In the past, Zeevi-Farkash often worked together with the BND. He values the assistance he got from Berlin. "If anyone can help in a case like that of Ron Arad, it's the Germans," he says. His comission, which consisted of three experienced intelligence agents, reconstructed the different stages of Arad's imprisonment. They re-read Dirani's statements, checked the results of the lie-detector test, sifted through intercepted messages and all the material the Israeli intelligence service the Mossad and the military had gathered to date, including information from 2004 that Nasrallah's investigation had turned up.
The evidence was overwhelming. The secret military commission's report, which remains classified to this day, concluded that Arad had died sometime between 1993 and 1997. No signs of life of Arad have been received since 1995. Hezbollah also assumes he died around that time.
The most likely version of events appears to be that a seriously ill Arad was taken back to the Bekaa Valley in 1995. The Revolutionary Guards presumably wanted to get rid of him because he was ill and the talks with the German government about the Mykonos attack had broken down. According to Hezbollah, Arad died in the Bekaa Valley, where militiamen buried his body.
'Born for Freedom'
The tragic findings were set out in the commission's final report. Zeevi-Farkash asked to speak with Ariel Sharon. "Prime Minister, we can close the case," the agent apparently told the Israeli leader. Sharon hesitated, then replied: "Leave it alone, Aharon."

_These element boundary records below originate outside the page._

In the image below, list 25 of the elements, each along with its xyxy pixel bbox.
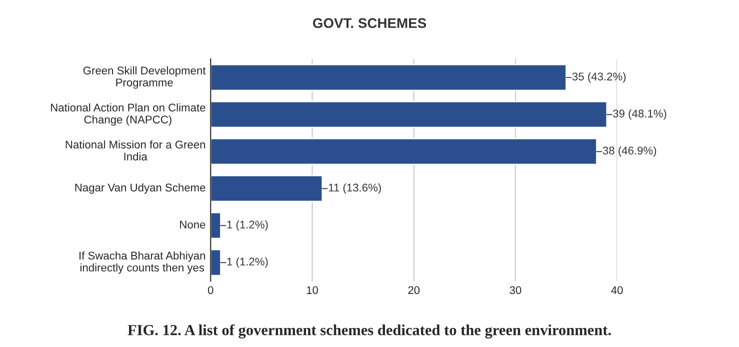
bar: [210, 100, 608, 128]
bar: [210, 64, 567, 92]
y-tick-label: If Swacha Bharat Abhiyan indirectly counts then yes: [80, 251, 206, 274]
data-label: 38 (46.9%): [602, 146, 656, 157]
x-tick-label: 30: [510, 286, 522, 294]
x-tick-label: 20: [408, 286, 420, 294]
data-label: 11 (13.6%): [328, 183, 381, 194]
data-label: 1 (1.2%): [227, 257, 268, 268]
chart-title: GOVT. SCHEMES: [312, 18, 426, 28]
x-tick-label: 40: [611, 286, 623, 294]
data-label: 1 (1.2%): [227, 220, 268, 231]
bar: [210, 212, 222, 240]
x-tick-label: 10: [306, 286, 318, 294]
y-tick-label: National Action Plan on Climate Change (NAPCC): [51, 103, 206, 126]
data-label: 39 (48.1%): [613, 109, 666, 120]
y-tick-label: None: [180, 220, 206, 229]
y-tick-label: Green Skill Development Programme: [83, 66, 206, 89]
data-label: 35 (43.2%): [572, 72, 626, 83]
caption: FIG. 12. A list of government schemes dedicated to the green environment.: [128, 324, 611, 338]
bar: [210, 138, 598, 166]
bar: [210, 174, 324, 202]
bar: [210, 248, 222, 276]
y-tick-label: Nagar Van Udyan Scheme: [75, 183, 206, 194]
y-tick-label: National Mission for a Green India: [66, 140, 206, 160]
x-tick-label: 0: [208, 286, 214, 294]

The decision not to publish the report is easy to understand from the Israeli point of view. One of the military's basic tenets is that no Jew is left behind on enemy territory, whether dead or alive. It was therefore out of the question for Arad to be declared dead without having found his body or knowing where he was buried. To this day, fully 23 years after he bailed out of his plane, bumper stickers on many Israeli cars declare: "Ron Arad -- born for freedom."
Ron Arad's wife, Tami, knows about the military report. But she refuses to give up her husband until she has DNA evidence of his death.
Twenty-four years ago Ron Arad began building a house for his family in Givat Ela, a small village in northern Israel. His wife finished it. But she says she won't move in until Ron returns.